Cape Town - Craig Burden last played professional rugby in South Africa all the way back in 2013.

A stalwart at the Sharks who would have had far more game time at Super Rugby and potentially Springbok level were it not for sharing a changeroom with Bismarck du Plessis, Burden left for France when he was 28-years-old.

He spent the next five years playing for Toulon, Montpellier and Stade Francais, won a European Cup along the way, and then decided it was time to come back home.

Burden, now 34, has signed with the Sharks for two seasons but hasn't featured in 2019 thanks to a torn bicep picked up in training just before week one of the tournament.

He is almost fully recovered now and is expecting to be back for the Sharks' clash against the Hurricanes in Durban on June 1.

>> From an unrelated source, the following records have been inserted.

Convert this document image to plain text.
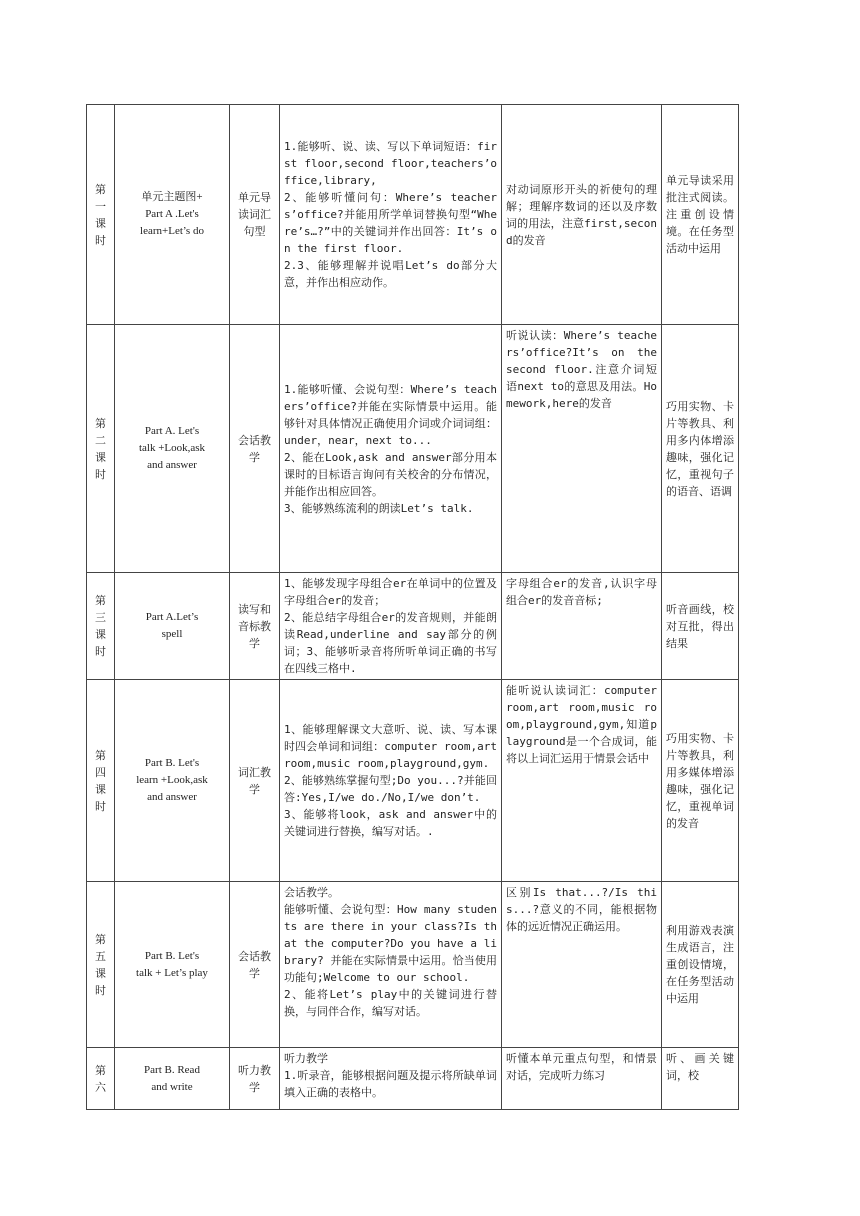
第一课时	单元主题图+
Part A .Let's
learn+Let’s do	单元导读词汇句型	1.能够听、说、读、写以下单词短语：first floor,second floor,teachers’office,library,
2、能够听懂问句：Where’s teachers’office?并能用所学单词替换句型“Where’s…?”中的关键词并作出回答：It’s on the first floor.
2.3、能够理解并说唱Let’s do部分大意，并作出相应动作。	对动词原形开头的祈使句的理解；理解序数词的还以及序数词的用法，注意first,second的发音	单元导读采用批注式阅读。注重创设情境。在任务型活动中运用
第二课时	Part A. Let's
talk +Look,ask
and answer	会话教学	1.能够听懂、会说句型：Where’s teachers’office?并能在实际情景中运用。能够针对具体情况正确使用介词或介词词组：under，near，next to...
2、能在Look,ask and answer部分用本课时的目标语言询问有关校舍的分布情况，并能作出相应回答。
3、能够熟练流利的朗读Let’s talk.	听说认读：Where’s teachers’office?It’s on the second floor.注意介词短语next to的意思及用法。Homework,here的发音	巧用实物、卡片等教具、利用多内体增添趣味，强化记忆，重视句子的语音、语调
第三课时	Part A.Let’s
spell	读写和音标教学	1、能够发现字母组合er在单词中的位置及字母组合er的发音；
2、能总结字母组合er的发音规则，并能朗读Read,underline and say部分的例词；3、能够听录音将所听单词正确的书写在四线三格中.	字母组合er的发音,认识字母组合er的发音音标;	听音画线，校对互批，得出结果
第四课时	Part B. Let's
learn +Look,ask
and answer	词汇教学	1、能够理解课文大意听、说、读、写本课时四会单词和词组：computer room,art room,music room,playground,gym.
2、能够熟练掌握句型;Do you...?并能回答:Yes,I/we do./No,I/we don’t.
3、能够将look，ask and answer中的关键词进行替换，编写对话。.	能听说认读词汇：computer room,art room,music room,playground,gym,知道playground是一个合成词，能将以上词汇运用于情景会话中	巧用实物、卡片等教具，利用多媒体增添趣味，强化记忆，重视单词的发音
第五课时	Part B. Let's
talk + Let’s play	会话教学	会话教学。
能够听懂、会说句型：How many students are there in your class?Is that the computer?Do you have a library? 并能在实际情景中运用。恰当使用功能句;Welcome to our school.
2、能将Let’s play中的关键词进行替换，与同伴合作，编写对话。	区别Is that...?/Is this...?意义的不同，能根据物体的远近情况正确运用。	利用游戏表演生成语言，注重创设情境，在任务型活动中运用
第六	Part B. Read
and write	听力教学	听力教学
1.听录音，能够根据问题及提示将所缺单词填入正确的表格中。	听懂本单元重点句型，和情景对话，完成听力练习	听、画关键词，校
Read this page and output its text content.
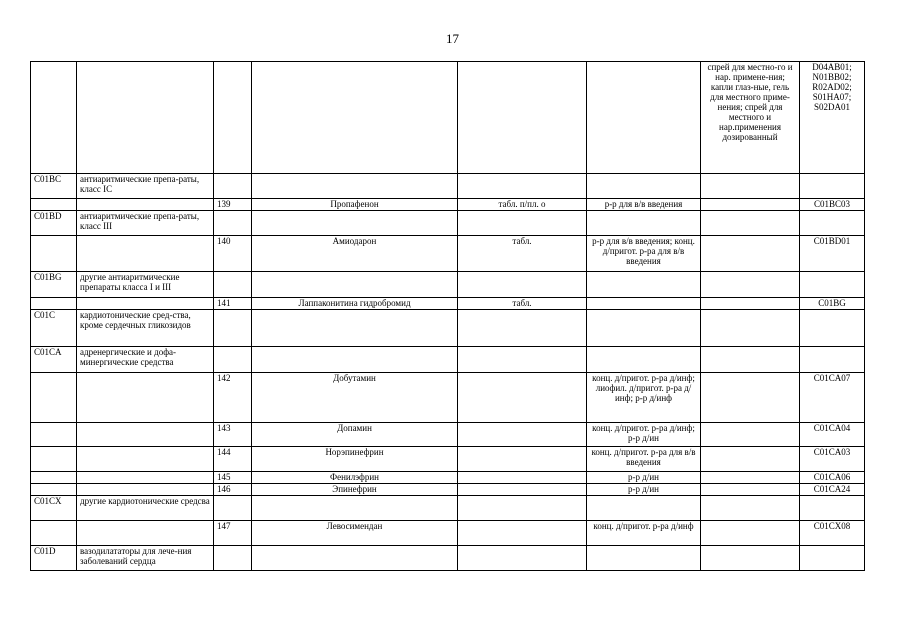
17
						спрей для местно-го и нар. примене-ния; капли глаз-ные, гель для местного приме-нения; спрей для местного и нар.применения дозированный	D04AB01; N01BB02; R02AD02; S01HA07; S02DA01
C01BC	антиаритмические препа-раты, класс IC						
		139	Пропафенон	табл. п/пл. о	р-р для в/в введения		C01BC03
C01BD	антиаритмические препа-раты, класс III						
		140	Амиодарон	табл.	р-р для в/в введения; конц. д/пригот. р-ра для в/в введения		C01BD01
C01BG	другие антиаритмические препараты класса I и III						
		141	Лаппаконитина гидробромид	табл.			C01BG
C01C	кардиотонические сред-ства, кроме сердечных гликозидов						
C01CA	адренергические и дофа-минергические средства						
		142	Добутамин		конц. д/пригот. р-ра д/инф; лиофил. д/пригот. р-ра д/инф; р-р д/инф		C01CA07
		143	Допамин		конц. д/пригот. р-ра д/инф; р-р д/ин		C01CA04
		144	Норэпинефрин		конц. д/пригот. р-ра для в/в введения		C01CA03
		145	Фенилэфрин		р-р д/ин		C01CA06
		146	Эпинефрин		р-р д/ин		C01CA24
C01CX	другие кардиотонические средсва						
		147	Левосимендан		конц. д/пригот. р-ра д/инф		C01CX08
C01D	вазодилататоры для лече-ния заболеваний сердца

A lot has changed in South Africa since Burden was last at the Sharks and he says there are only "three or four" players still involved at the union from when he was last there.

In 2013, Heyneke Meyer was in the second year of his term as Springbok coach.

So much has happened since then, including the Boks losing to Japan at the 2015 World Cup and two testing years under now-sacked national coach Allister Coetzee.

Along the way, South African franchises have also tried to evolve their game styles to keep up with the Kiwi teams in Super Rugby, though 2019 has seen them revert to more traditional methods.

Burden, though, has been hugely impressed with what he has seen upon his return.

"The level of rugby that we have here in South Africa is unbelievable," he told Sport24 at the Vodacom Red Track Day at Kyalami on Thursday.

"The professionalism has also improved a lot. Everything from training programmes to fitness schedules is incredibly in-depth and professional.

"I can only speak on behalf of the Sharks, but the training is extremely intense and the amount of talent that is on offer is impressive."

Based on that depth, Burden believes the Springboks have a shot at competing for honours at the 2019 Rugby World Cup in Japan under Rassie Erasmus.

"Our chances are very good," he said.

"If I look at the Springboks and the group of players and the number of players they have to select from, they have a lot of young talent but also some experienced guys like Duane (Vermeulen) and Beast (Mtawarira).

"To have that balance between the stability of experience but also the young energy is incredibly exciting.

"It's a dangerous balance for the teams that we're going to play against because we've got the best of both worlds.

"I think the Springboks are going to be right up there in contention in my opinion and I can't wait to watch and support the boys."

The Boks will begin their World Cup campaign when they take on defending champions New Zealand in Yokohama on September 21.